No we didn’t win it there but we played out that situation in our minds beforehand so we knew exactly what we were doing and it gave us the upper hand. The Leeds lads thought we were crazy and had lost our marbles but it was all play acting and something that was totally planned. The plan was simply to make as much noise as possible to show how focused we were on the game and how up for it we were. It was very intense in the tunnel before the game but a good feeling to be there and be involved and to walk out in front of friends and family and such a massive crowd was a brilliant feeling.

You had a tough time of it in front of goal in the Premiership but the fans stuck with you.

Yes they did and that is why I will always love the Watford fans, without a doubt. I remember being on the bench away at Fulham and by that point we were quite far through the season and I still hadn’t scored. I was working hard for the team and desperately trying to score but if anything I was probably too desperate and needed to be a bit more relaxed.

So I was on the bench for the game at Fulham and I went to warm up and as I did I heard the ‘Henderson’ chant being sung by the Watford fans and that was a massive thing for me. That was a huge turning point for me mentally to go out and do it, it picked me up massively and to get acknowledgement from the fans when I wasn’t scoring was a huge boost to me – it’s great they could see I was still working hard. Then we played at West Ham and to get the goal was huge for me, a massive goal and a huge weight off my shoulders.

Was it difficult for you when Ellington arrived and he and King were the first choice front two? I remember you scoring against Southampton at home from the bench having been dropped for Ellington.

I have the mentality that I like to think I am in control of my own future. If I am not in the team then I have to get me back in team, nobody else can do it for me. As a forward, the best thing I can do to change that is to score goals when I get on the pitch. I remember the Southampton game, I came on and scored twice which got us the win and that was a big game for us. It was pleasing not only to prove the gaffer wrong but more so to win the game to back up the hard work we put in. It’s always a great feeling to win but even better when you have been 2-1 down quite late on in the game.

What made you take the decision to leave when you did?

The summer previously the club accepted a £1.3m bid from Preston for me. I went to see them but at the time it wasn’t right for me so I decided to stay at the club and fight for my place. I didn’t want to leave even though I was told early on in the season that I was down the pecking order but I had a will to win and wanted to fight for my place. Even though the club was showing me the door I got my head down and worked hard, and then when we were away in Germany and I was told the club then wanted to keep me.

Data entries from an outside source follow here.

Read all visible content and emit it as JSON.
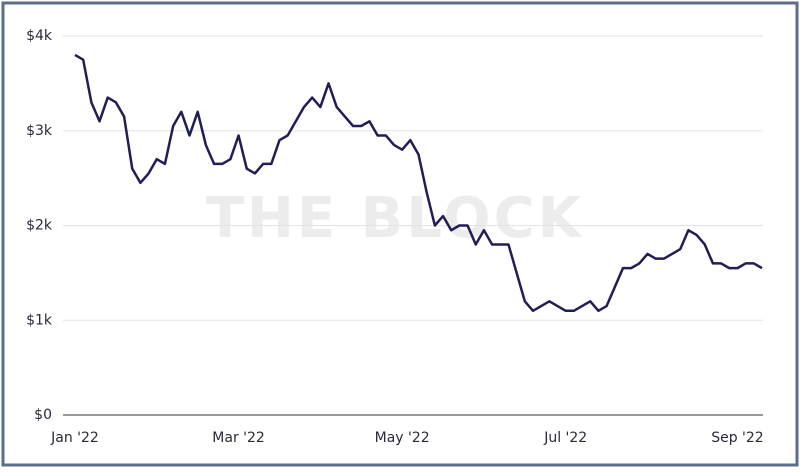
{
  "chart_data": {
    "type": "line",
    "watermark": "THE BLOCK",
    "categories": [
      "Jan '22",
      null,
      null,
      null,
      null,
      null,
      null,
      null,
      null,
      null,
      null,
      null,
      null,
      null,
      null,
      null,
      null,
      null,
      null,
      null,
      "Mar '22",
      null,
      null,
      null,
      null,
      null,
      null,
      null,
      null,
      null,
      null,
      null,
      null,
      null,
      null,
      null,
      null,
      null,
      null,
      null,
      "May '22",
      null,
      null,
      null,
      null,
      null,
      null,
      null,
      null,
      null,
      null,
      null,
      null,
      null,
      null,
      null,
      null,
      null,
      null,
      null,
      "Jul '22",
      null,
      null,
      null,
      null,
      null,
      null,
      null,
      null,
      null,
      null,
      null,
      null,
      null,
      null,
      null,
      null,
      null,
      null,
      null,
      null,
      "Sep '22",
      null,
      null,
      null
    ],
    "values": [
      3800,
      3750,
      3300,
      3100,
      3350,
      3300,
      3150,
      2600,
      2450,
      2550,
      2700,
      2650,
      3050,
      3200,
      2950,
      3200,
      2850,
      2650,
      2650,
      2700,
      2950,
      2600,
      2550,
      2650,
      2650,
      2900,
      2950,
      3100,
      3250,
      3350,
      3250,
      3500,
      3250,
      3150,
      3050,
      3050,
      3100,
      2950,
      2950,
      2850,
      2800,
      2900,
      2750,
      2350,
      2000,
      2100,
      1950,
      2000,
      2000,
      1800,
      1950,
      1800,
      1800,
      1800,
      1500,
      1200,
      1100,
      1150,
      1200,
      1150,
      1100,
      1100,
      1150,
      1200,
      1100,
      1150,
      1350,
      1550,
      1550,
      1600,
      1700,
      1650,
      1650,
      1700,
      1750,
      1950,
      1900,
      1800,
      1600,
      1600,
      1550,
      1550,
      1600,
      1600,
      1550
    ],
    "color": "#211d57",
    "ylim": [
      0,
      4000
    ],
    "yticks": [
      {
        "value": 0,
        "label": "$0"
      },
      {
        "value": 1000,
        "label": "$1k"
      },
      {
        "value": 2000,
        "label": "$2k"
      },
      {
        "value": 3000,
        "label": "$3k"
      },
      {
        "value": 4000,
        "label": "$4k"
      }
    ],
    "grid": true
  }
}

The summer after that we were away in Austria and the gaffer pulled me to one side and said the club had agreed a fee with Sheffield United and he recommended I go and have a chat with them to see what they have to say. I asked the gaffer openly if he wanted me to go and he said he didn’t, I told him I was happy at Watford and so if the move didn’t happy then I was more than happy to stay – but that I would take his advice and at least speak to them. To be honest if the club is prepared to sell you then you need to keep your options open and see what the interested club has to say. I went to see Kevin Blackwell and he told me of the clubs aspirations and ambitions. Sheffield United is a massive club and it was a great opportunity for me so I went for it.

You have been back a few times now with other clubs and always had a good reception from the fans.

Yes I always get a warm welcome at Vicarage Road even though I never seem to have much luck there! When I played this season I picked up an injury, I’ve been sent off before, missed a penalty, and even when I have scored I have never played very well so maybe I should sit it out next season!

In fact, I know I said earlier that the Leeds play-off game was my most memorable game, but the second most memorable game of my career was actually against Watford when I played for Sheff Utd and I scored – yet both sets of fans ended up singing my name. That put a real lump in my throat and for that reason alone Vicarage Road will always be a very special place for me.